To create a static compiler (one that emits text assembly), you need to implement the following:
RegisterTarget<MyTargetMachine> M("short_name", " Target name");
TableGen register info description - describe a class which will store the register's number in the binary encoding of the instruction (e.g., for JIT purposes).
You also need to define register classes to contain these registers, such as the integer register class and floating-point register class, so that you can allocate virtual registers to instructions from these sets, and let the target-independent register allocator automatically choose the actual architected registers.
// class Register is defined in Target.td class TargetReg<string name> : Register<name> { let Namespace = "Target"; } class IntReg<bits<5> num, string name> : TargetReg<name> { field bits<5> Num = num; } def R0 : IntReg<0, "%R0">; ... // class RegisterClass is defined in Target.td def IReg : RegisterClass<i64, 64, [R0, ... ]>;
TableGen instruction info description - break up instructions into classes, usually that's already done by the manufacturer (see instruction manual). Define a class for each instruction category. Define each opcode as a subclass of the category, with appropriate parameters such as the fixed binary encoding of opcodes and extended opcodes, and map the register bits to the bits of the instruction which they are encoded in (for the JIT). Also specify how the instruction should be printed so it can use the automatic assembly printer, e.g.:
// class Instruction is defined in Target.td class Form<bits<6> opcode, dag OL, string asmstr> : Instruction { field bits<42> Inst; let Namespace = "Target"; let Inst{0-6} = opcode; let OperandList = OL; let AsmString = asmstr; } def ADD : Form<42, (ops IReg:$rD, IReg:$rA, IReg:$rB), "add $rD, $rA, $rB">;
For now, just take a look at lib/Target/CBackend for an example of how the C backend is written.
To actually create your backend, you need to create and modify a few files. Here, the absolute minimum will be discussed. To actually use LLVM's target independent codegenerator, you must implement extra things.
First of all, you should create a subdirectory under lib/Target, which will hold all the files related to your target. Let's assume that our target is called, "Dummy", we would create the directory lib/Target/Dummy.
In this new directory, you should put a Makefile. You can probably copy one from another target and modify it. It should at least contain the LEVEL, LIBRARYNAME and TARGET variables, and then include $(LEVEL)/Makefile.common. Be careful to give the library the correct name, it must be named LLVMDummy (see the MIPS target, for example). Alternatively, you can split the library into LLVMDummyCodeGen and LLVMDummyAsmPrinter, the latter of which should be implemented in a subdirectory below lib/Target/Dummy (see the PowerPC target, for example).
Note that these two naming schemes are hardcoded into llvm-config. Using any other naming scheme will confuse llvm-config and produce lots of (seemingly unrelated) linker errors when linking llc.

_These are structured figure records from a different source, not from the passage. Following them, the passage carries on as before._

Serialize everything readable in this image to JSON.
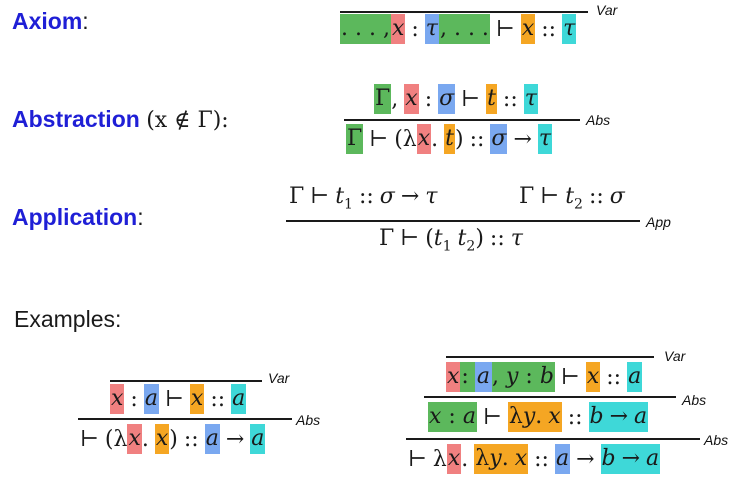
{
  "rules": {
    "axiom": {
      "name": "Axiom",
      "suffix": ":",
      "tag": "Var"
    },
    "abstraction": {
      "name": "Abstraction",
      "side_condition": "(x ∉ Γ):",
      "tag": "Abs"
    },
    "application": {
      "name": "Application",
      "suffix": ":",
      "tag": "App"
    }
  },
  "examples": {
    "title": "Examples:",
    "left": {
      "tag1": "Var",
      "tag2": "Abs"
    },
    "right": {
      "tag1": "Var",
      "tag2": "Abs",
      "tag3": "Abs"
    }
  },
  "colors": {
    "green": "#5cb85c",
    "red": "#f08080",
    "blue": "#7aa8f0",
    "orange": "#f5a623",
    "cyan": "#3ed8d8",
    "label_blue": "#1f1fd6"
  }
}
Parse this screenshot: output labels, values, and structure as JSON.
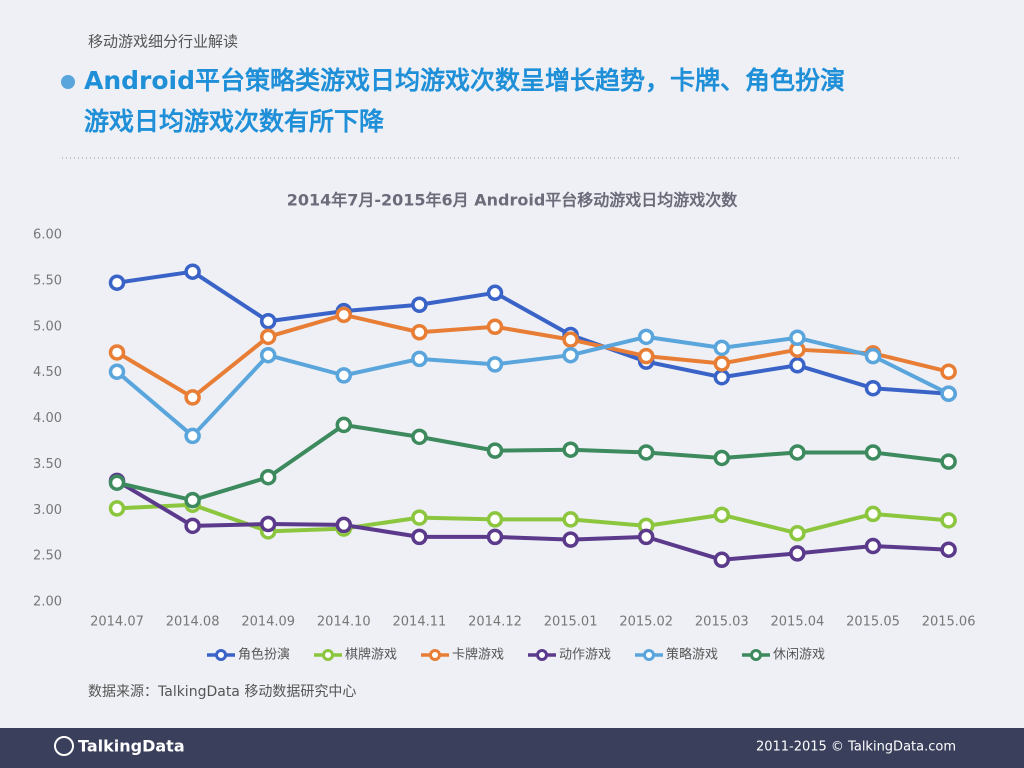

To make your target actually do something, you need to implement a subclass of TargetMachine. This implementation should typically be in the file lib/Target/DummyTargetMachine.cpp, but any file in the lib/Target directory will be built and should work. To use LLVM's target independent code generator, you should create a subclass of LLVMTargetMachine. This is what all current machine backends do. To create a target from scratch, create a subclass of TargetMachine. This is what the current language backends do.

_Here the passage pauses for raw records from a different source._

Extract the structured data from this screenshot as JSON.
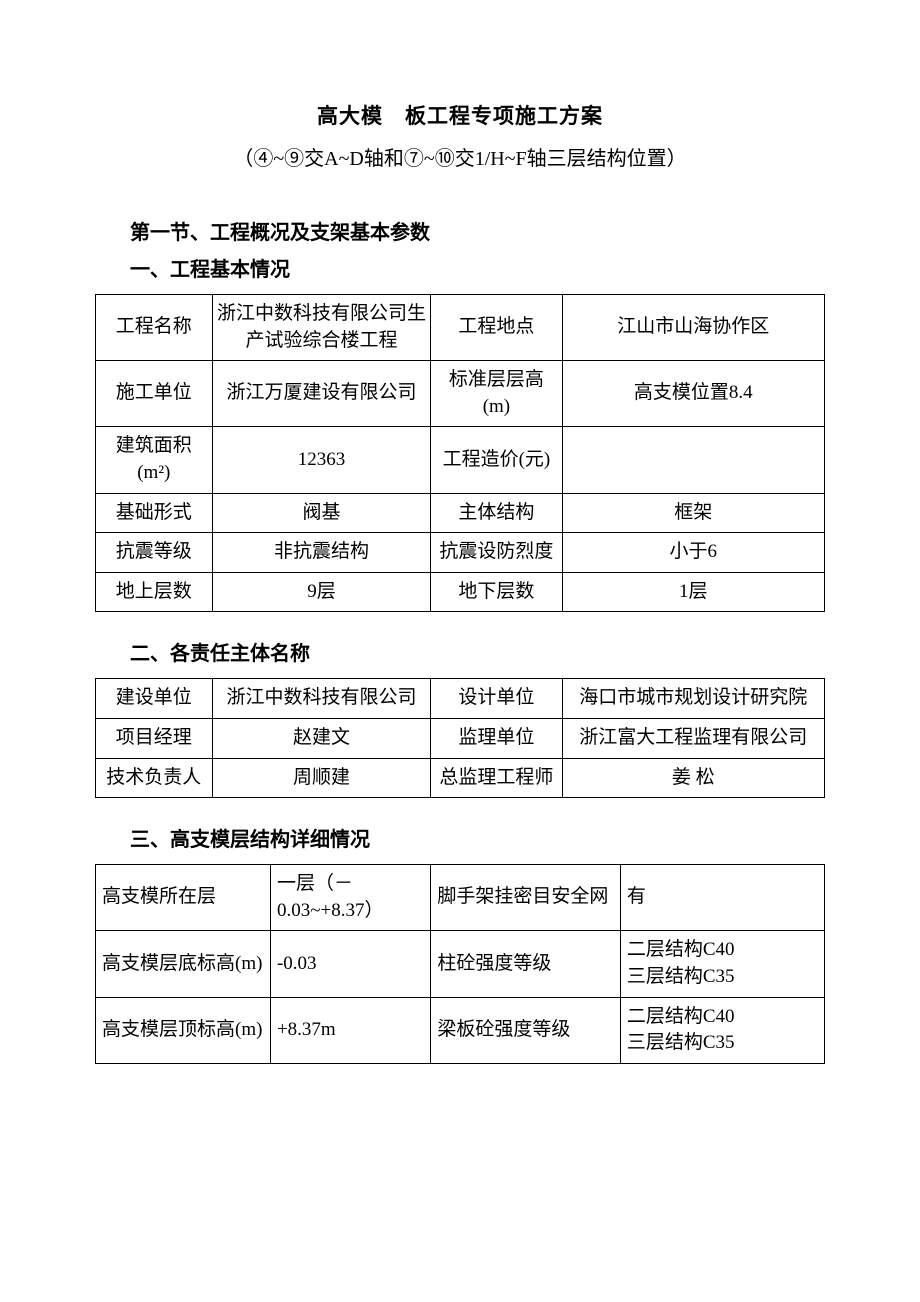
{
  "document": {
    "title_main": "高大模　板工程专项施工方案",
    "title_sub": "（④~⑨交A~D轴和⑦~⑩交1/H~F轴三层结构位置）",
    "section1_heading": "第一节、工程概况及支架基本参数",
    "sub1_heading": "一、工程基本情况",
    "sub2_heading": "二、各责任主体名称",
    "sub3_heading": "三、高支模层结构详细情况"
  },
  "table1": {
    "rows": [
      {
        "c1": "工程名称",
        "c2": "浙江中数科技有限公司生产试验综合楼工程",
        "c3": "工程地点",
        "c4": "江山市山海协作区"
      },
      {
        "c1": "施工单位",
        "c2": "浙江万厦建设有限公司",
        "c3": "标准层层高(m)",
        "c4": "高支模位置8.4"
      },
      {
        "c1": "建筑面积(m²)",
        "c2": "12363",
        "c3": "工程造价(元)",
        "c4": ""
      },
      {
        "c1": "基础形式",
        "c2": "阀基",
        "c3": "主体结构",
        "c4": "框架"
      },
      {
        "c1": "抗震等级",
        "c2": "非抗震结构",
        "c3": "抗震设防烈度",
        "c4": "小于6"
      },
      {
        "c1": "地上层数",
        "c2": "9层",
        "c3": "地下层数",
        "c4": "1层"
      }
    ]
  },
  "table2": {
    "rows": [
      {
        "c1": "建设单位",
        "c2": "浙江中数科技有限公司",
        "c3": "设计单位",
        "c4": "海口市城市规划设计研究院"
      },
      {
        "c1": "项目经理",
        "c2": "赵建文",
        "c3": "监理单位",
        "c4": "浙江富大工程监理有限公司"
      },
      {
        "c1": "技术负责人",
        "c2": "周顺建",
        "c3": "总监理工程师",
        "c4": "姜 松"
      }
    ]
  },
  "table3": {
    "rows": [
      {
        "c1": "高支模所在层",
        "c2": "一层（－0.03~+8.37）",
        "c3": "脚手架挂密目安全网",
        "c4": "有"
      },
      {
        "c1": "高支模层底标高(m)",
        "c2": "-0.03",
        "c3": "柱砼强度等级",
        "c4": "二层结构C40\n三层结构C35"
      },
      {
        "c1": "高支模层顶标高(m)",
        "c2": "+8.37m",
        "c3": "梁板砼强度等级",
        "c4": "二层结构C40\n三层结构C35"
      }
    ]
  },
  "style": {
    "font_family": "SimSun",
    "title_fontsize": 21,
    "body_fontsize": 19,
    "border_color": "#000000",
    "bg_color": "#ffffff",
    "text_color": "#000000"
  }
}
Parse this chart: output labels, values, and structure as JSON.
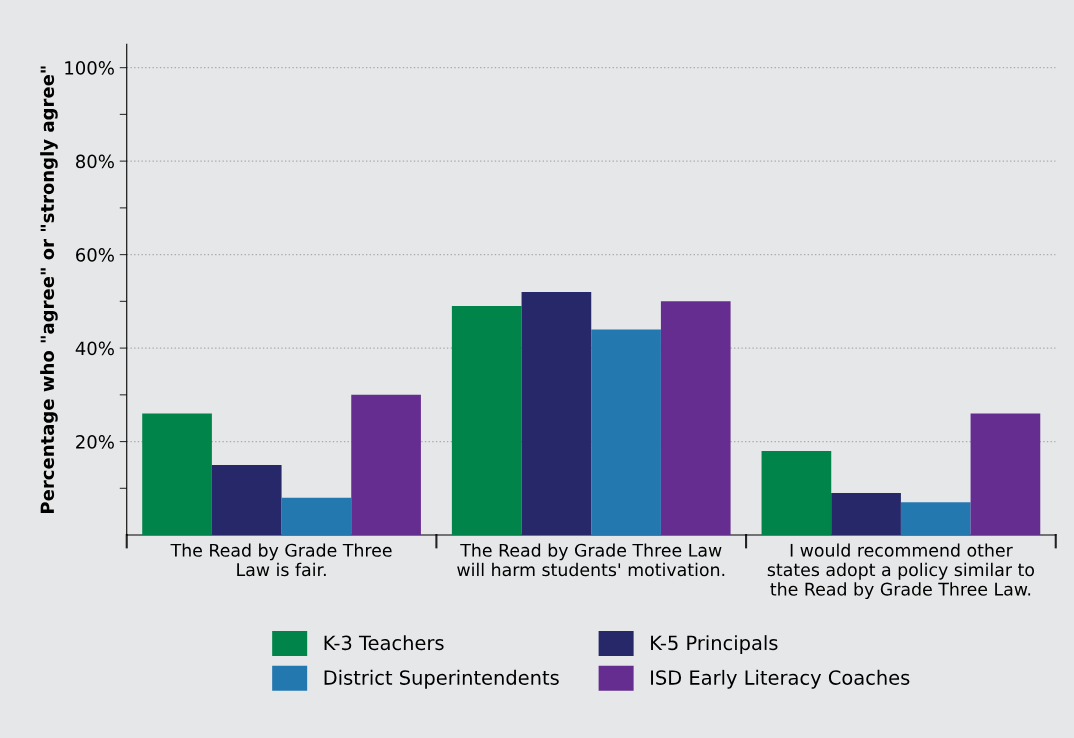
{
  "chart_data": {
    "type": "bar",
    "ylabel": "Percentage who \"agree\" or \"strongly agree\"",
    "categories": [
      "The Read by Grade Three\nLaw is fair.",
      "The Read by Grade Three Law\nwill harm students' motivation.",
      "I would recommend other\nstates adopt a policy similar to\nthe Read by Grade Three Law."
    ],
    "series": [
      {
        "name": "K-3 Teachers",
        "color": "#00844a",
        "values": [
          26,
          49,
          18
        ]
      },
      {
        "name": "K-5 Principals",
        "color": "#27286a",
        "values": [
          15,
          52,
          9
        ]
      },
      {
        "name": "District Superintendents",
        "color": "#2378b0",
        "values": [
          8,
          44,
          7
        ]
      },
      {
        "name": "ISD Early Literacy Coaches",
        "color": "#662d91",
        "values": [
          30,
          50,
          26
        ]
      }
    ],
    "ylim": [
      0,
      105
    ],
    "yticks": [
      {
        "value": 10,
        "label": null
      },
      {
        "value": 20,
        "label": "20%"
      },
      {
        "value": 30,
        "label": null
      },
      {
        "value": 40,
        "label": "40%"
      },
      {
        "value": 50,
        "label": null
      },
      {
        "value": 60,
        "label": "60%"
      },
      {
        "value": 70,
        "label": null
      },
      {
        "value": 80,
        "label": "80%"
      },
      {
        "value": 90,
        "label": null
      },
      {
        "value": 100,
        "label": "100%"
      }
    ],
    "grid": "y",
    "legend": "bottom"
  }
}
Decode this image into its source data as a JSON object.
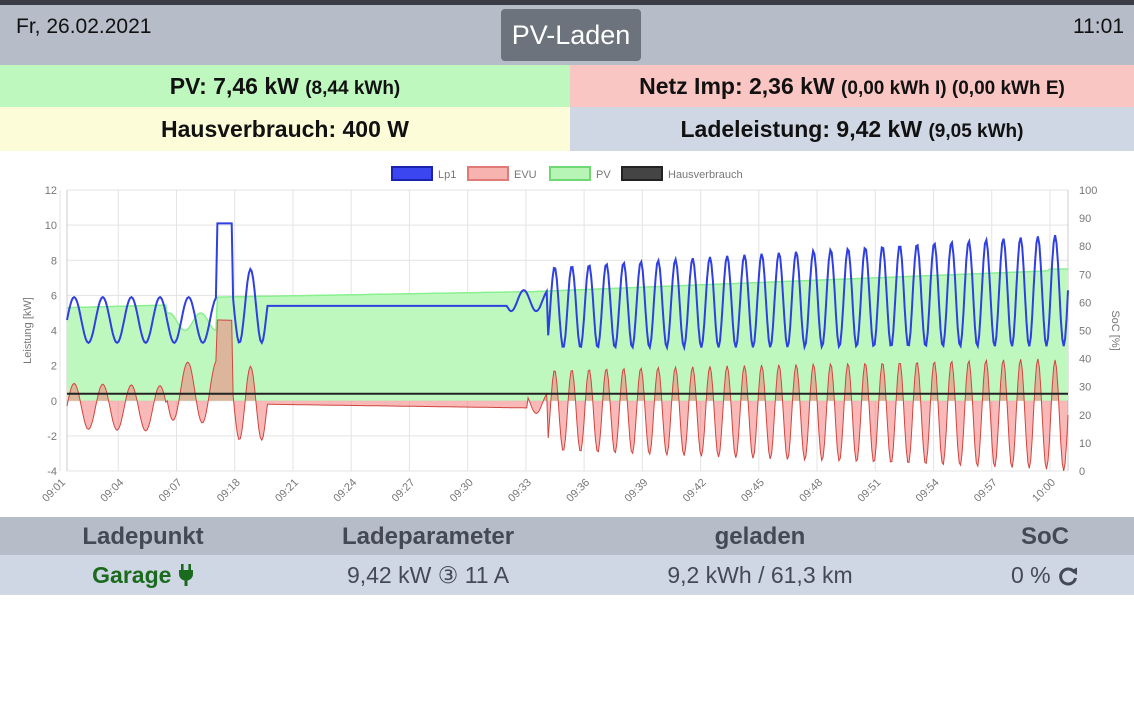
{
  "header": {
    "date": "Fr, 26.02.2021",
    "time": "11:01",
    "mode_button": "PV-Laden"
  },
  "summary": {
    "pv_main": "PV: 7,46 kW",
    "pv_sub": "(8,44 kWh)",
    "netz_main": "Netz Imp: 2,36 kW",
    "netz_sub": "(0,00 kWh I) (0,00 kWh E)",
    "haus_main": "Hausverbrauch: 400 W",
    "lade_main": "Ladeleistung: 9,42 kW",
    "lade_sub": "(9,05 kWh)"
  },
  "colors": {
    "lp1": "#2f3fe0",
    "evu": "#f2807d",
    "pv": "#89f08f",
    "haus": "#222222",
    "garage": "#1a6b1d"
  },
  "chart_data": {
    "type": "line",
    "legend": [
      "Lp1",
      "EVU",
      "PV",
      "Hausverbrauch"
    ],
    "legend_position": "top",
    "ylabel": "Leistung [kW]",
    "y2label": "SoC [%]",
    "ylim": [
      -4,
      12
    ],
    "y_ticks": [
      "12",
      "10",
      "8",
      "6",
      "4",
      "2",
      "0",
      "-2",
      "-4"
    ],
    "y2lim": [
      0,
      100
    ],
    "y2_ticks": [
      "100",
      "90",
      "80",
      "70",
      "60",
      "50",
      "40",
      "30",
      "20",
      "10",
      "0"
    ],
    "x_ticks": [
      "09:01",
      "09:04",
      "09:07",
      "09:18",
      "09:21",
      "09:24",
      "09:27",
      "09:30",
      "09:33",
      "09:36",
      "09:39",
      "09:42",
      "09:45",
      "09:48",
      "09:51",
      "09:54",
      "09:57",
      "10:00"
    ],
    "grid": true,
    "series": [
      {
        "name": "Lp1",
        "note": "oscillating 3-9.4 kW"
      },
      {
        "name": "EVU",
        "note": "oscillating -3.5 to 2.7 kW"
      },
      {
        "name": "PV",
        "note": "rising 5.3 to 7.5 kW"
      },
      {
        "name": "Hausverbrauch",
        "value": 0.4
      }
    ]
  },
  "table": {
    "headers": [
      "Ladepunkt",
      "Ladeparameter",
      "geladen",
      "SoC"
    ],
    "row": {
      "ladepunkt": "Garage",
      "ladeparameter": "9,42 kW ③ 11 A",
      "geladen": "9,2 kWh / 61,3 km",
      "soc": "0 %"
    }
  }
}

To get LLVM to actually build and link your target, you also need to add it to the TARGETS_TO_BUILD variable. To do this, you need to modify the configure script to know about your target when parsing the --enable-targets option. Search the configure script for TARGETS_TO_BUILD, add your target to the lists there (some creativity required) and then reconfigure. Alternatively, you can change autotools/configure.ac and regenerate configure by running ./autoconf/AutoRegen.sh.